# QFT and its non-rigorous assumptions

I have been trying to figure out all the non-rigorous assumptions of QFT (as performed in an operator theory) that allow it to function as it currently is. So far, the three big candidates I found are these :

1. The product of distributions is allowed in some sense (this runs afoul of Schwartz's impossibility theorem, although it is possible to define it rigorously but it is rarely done in QFT)
2. The interacting field operator is related to the free field operator by some unitary transformation (Wrong in most cases, as shown by Haag's theorem and other such things)
3. The vacuum of the interacting theory is related to the vacuum of the free theory. In particular, we have that $\langle 0 \vert \Omega \rangle \neq 0$. According to Haag (p. 71), this is also wrong. The usual formula for relating the vacuas fail to converge.

Are those the only common wrong assumptions? I'm also thinking that derivatives of the field operators may be ill defined as derivatives on operators are usually well defined for bounded operators, but I'm not quite sure.

• This feels like a big-list question where each person can provide one item. – AHusain May 4 '17 at 19:16
• I sense negative energy. How would the detractors of QFT explain away the 1965, 1999, 2004, 2013, and, arguably, partially, 1963, 1979, 1982 Nobel prizes? – Cosmas Zachos May 4 '17 at 19:24
• Obligatory reminder that comments are for improving and clarifying the question, not to give partial answers or expressing how much you like/hate this question. If you want to discuss this question more freely, please take it to chat. – ACuriousMind May 4 '17 at 19:28
• I am asking what the assumptions of QFT are, beyond the well known ones. All things related to Hilbert spaces, Poincaré invariance, gauge theory, commutation relations, etc, are well known, but there are a few hidden assumptions that many textbooks do not point out explicitely, since they are not 100% rigorous. How many such assumptions form the basis of most QFT (for instance, the QFT of the standard model)? – Slereah May 4 '17 at 22:35
• I don't think "lies" would be an appropriate term in this context. I have essentially 0 knowledge of QFT; but I highly doubt that the theory is based off of lies. Assumptions, sure, invalid assumptions, perhaps, but lies; I don't think that is the proper term for it. As far as I'm aware the intent of the theory is not to provide incorrect information. – JMac May 5 '17 at 13:41

## 1 Answer

I'm not sure there is a definite answer, since nobody seems to agree as to what QFT really is (at least so says Nate Seiberg in his 2015 Breakthrough Prize talk), but the problems you mention are well known and accounted for.

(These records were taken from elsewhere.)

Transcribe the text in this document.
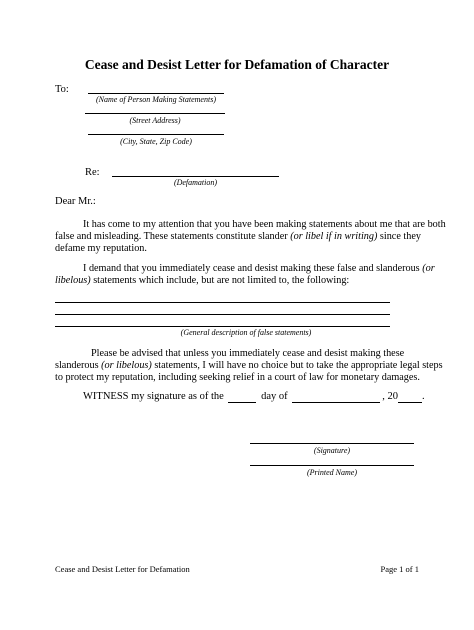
Cease and Desist Letter for Defamation of Character
To:
(Name of Person Making Statements)
(Street Address)
(City, State, Zip Code)
Re:
(Defamation)
Dear Mr.:
It has come to my attention that you have been making statements about me that are both
false and misleading. These statements constitute slander (or libel if in writing) since they
defame my reputation.
I demand that you immediately cease and desist making these false and slanderous (or
libelous) statements which include, but are not limited to, the following:
(General description of false statements)
Please be advised that unless you immediately cease and desist making these
slanderous (or libelous) statements, I will have no choice but to take the appropriate legal steps
to protect my reputation, including seeking relief in a court of law for monetary damages.
WITNESS my signature as of the	day of	, 20 .
(Signature)
(Printed Name)
Cease and Desist Letter for Defamation	Page 1 of 1
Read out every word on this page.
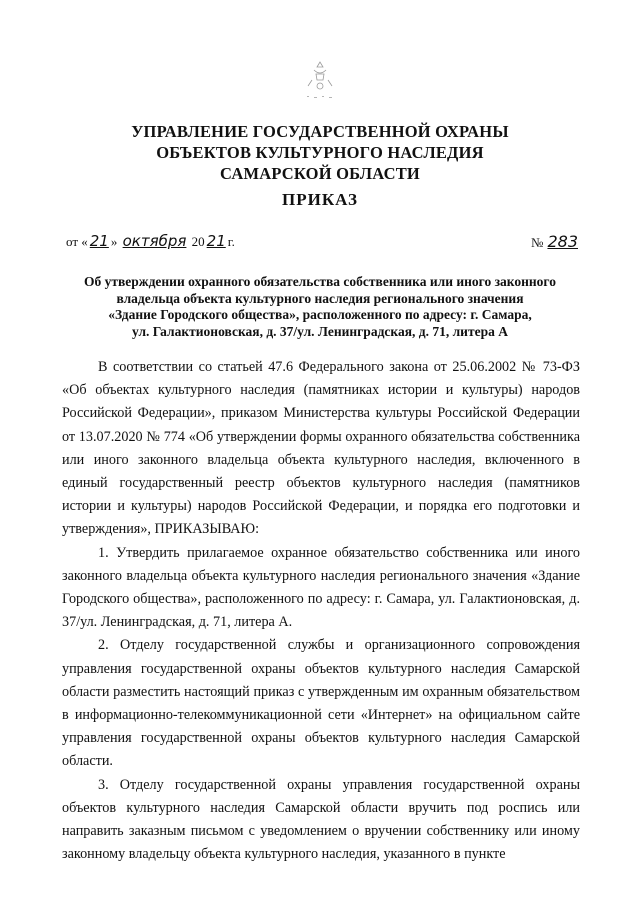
УПРАВЛЕНИЕ ГОСУДАРСТВЕННОЙ ОХРАНЫ
ОБЪЕКТОВ КУЛЬТУРНОГО НАСЛЕДИЯ
САМАРСКОЙ ОБЛАСТИ
ПРИКАЗ
от « 21 » октября 20 21 г.	№ 283
Об утверждении охранного обязательства собственника или иного законного
владельца объекта культурного наследия регионального значения
«Здание Городского общества», расположенного по адресу: г. Самара,
ул. Галактионовская, д. 37/ул. Ленинградская, д. 71, литера А

В соответствии со статьей 47.6 Федерального закона от 25.06.2002 № 73-ФЗ «Об объектах культурного наследия (памятниках истории и культуры) народов Российской Федерации», приказом Министерства культуры Российской Федерации от 13.07.2020 № 774 «Об утверждении формы охранного обязательства собственника или иного законного владельца объекта культурного наследия, включенного в единый государственный реестр объектов культурного наследия (памятников истории и культуры) народов Российской Федерации, и порядка его подготовки и утверждения», ПРИКАЗЫВАЮ:

1. Утвердить прилагаемое охранное обязательство собственника или иного законного владельца объекта культурного наследия регионального значения «Здание Городского общества», расположенного по адресу: г. Самара, ул. Галактионовская, д. 37/ул. Ленинградская, д. 71, литера А.

2. Отделу государственной службы и организационного сопровождения управления государственной охраны объектов культурного наследия Самарской области разместить настоящий приказ с утвержденным им охранным обязательством в информационно-телекоммуникационной сети «Интернет» на официальном сайте управления государственной охраны объектов культурного наследия Самарской области.

3. Отделу государственной охраны управления государственной охраны объектов культурного наследия Самарской области вручить под роспись или направить заказным письмом с уведомлением о вручении собственнику или иному законному владельцу объекта культурного наследия, указанного в пункте
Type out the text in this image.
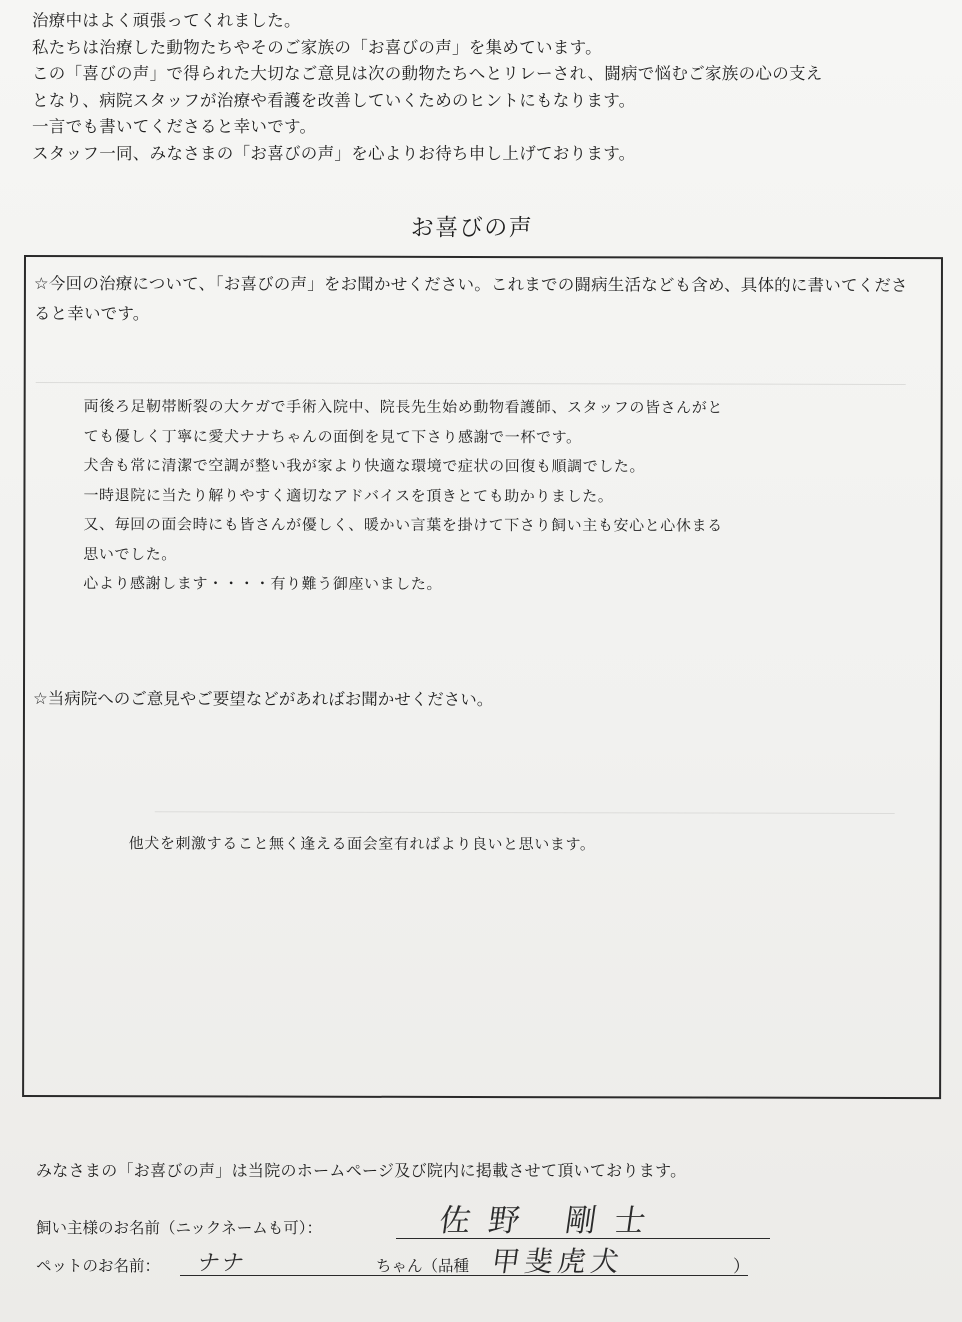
治療中はよく頑張ってくれました。
私たちは治療した動物たちやそのご家族の「お喜びの声」を集めています。
この「喜びの声」で得られた大切なご意見は次の動物たちへとリレーされ、闘病で悩むご家族の心の支え
となり、病院スタッフが治療や看護を改善していくためのヒントにもなります。
一言でも書いてくださると幸いです。
スタッフ一同、みなさまの「お喜びの声」を心よりお待ち申し上げております。
お喜びの声
☆今回の治療について、「お喜びの声」をお聞かせください。これまでの闘病生活なども含め、具体的に書いてくださると幸いです。
両後ろ足靭帯断裂の大ケガで手術入院中、院長先生始め動物看護師、スタッフの皆さんがと
ても優しく丁寧に愛犬ナナちゃんの面倒を見て下さり感謝で一杯です。
犬舎も常に清潔で空調が整い我が家より快適な環境で症状の回復も順調でした。
一時退院に当たり解りやすく適切なアドバイスを頂きとても助かりました。
又、毎回の面会時にも皆さんが優しく、暖かい言葉を掛けて下さり飼い主も安心と心休まる
思いでした。
心より感謝します・・・・有り難う御座いました。
☆当病院へのご意見やご要望などがあればお聞かせください。
他犬を刺激すること無く逢える面会室有ればより良いと思います。
みなさまの「お喜びの声」は当院のホームページ及び院内に掲載させて頂いております。
飼い主様のお名前（ニックネームも可）：	佐野 剛士
ペットのお名前： ナナ	ちゃん（品種 甲斐虎犬	）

Quantum Mechanics gets loads of issues with infinite degrees of freedom. So in reality what we actually do is to regularize the theory, both infrared (e.g. putting in finite volume) and ultraviolet (e.g. putting in a lattice). When properly regularized QFT has finite degrees of freedom, and therefore all Haag's objections go away. You have a perfectly defined interaction picture and a mapping between free and interacting ground states, so everything goes smoothly.

This has the drawback of breaking Lorentz Symmetry, but the hope is that once we renormalize, by taking appropriate limits, we are left with sensible answers and recover Poincaré invariance.

Since the couplings in QFT are very singular and ill-defined we should have done the regularization in the first place just to know what the hamiltonian is, so this is a key part of QFT.

The problem with Haag's approach, and other axiomatic ones, is that they work directly with already renormalized fields, and therefore run on multiple problems. This is why more recent textbooks, starting with Weinberg (I think), emphasize that regularization and the renormalization group are key concepts one cannot do QFT without, even in the absence of interactions.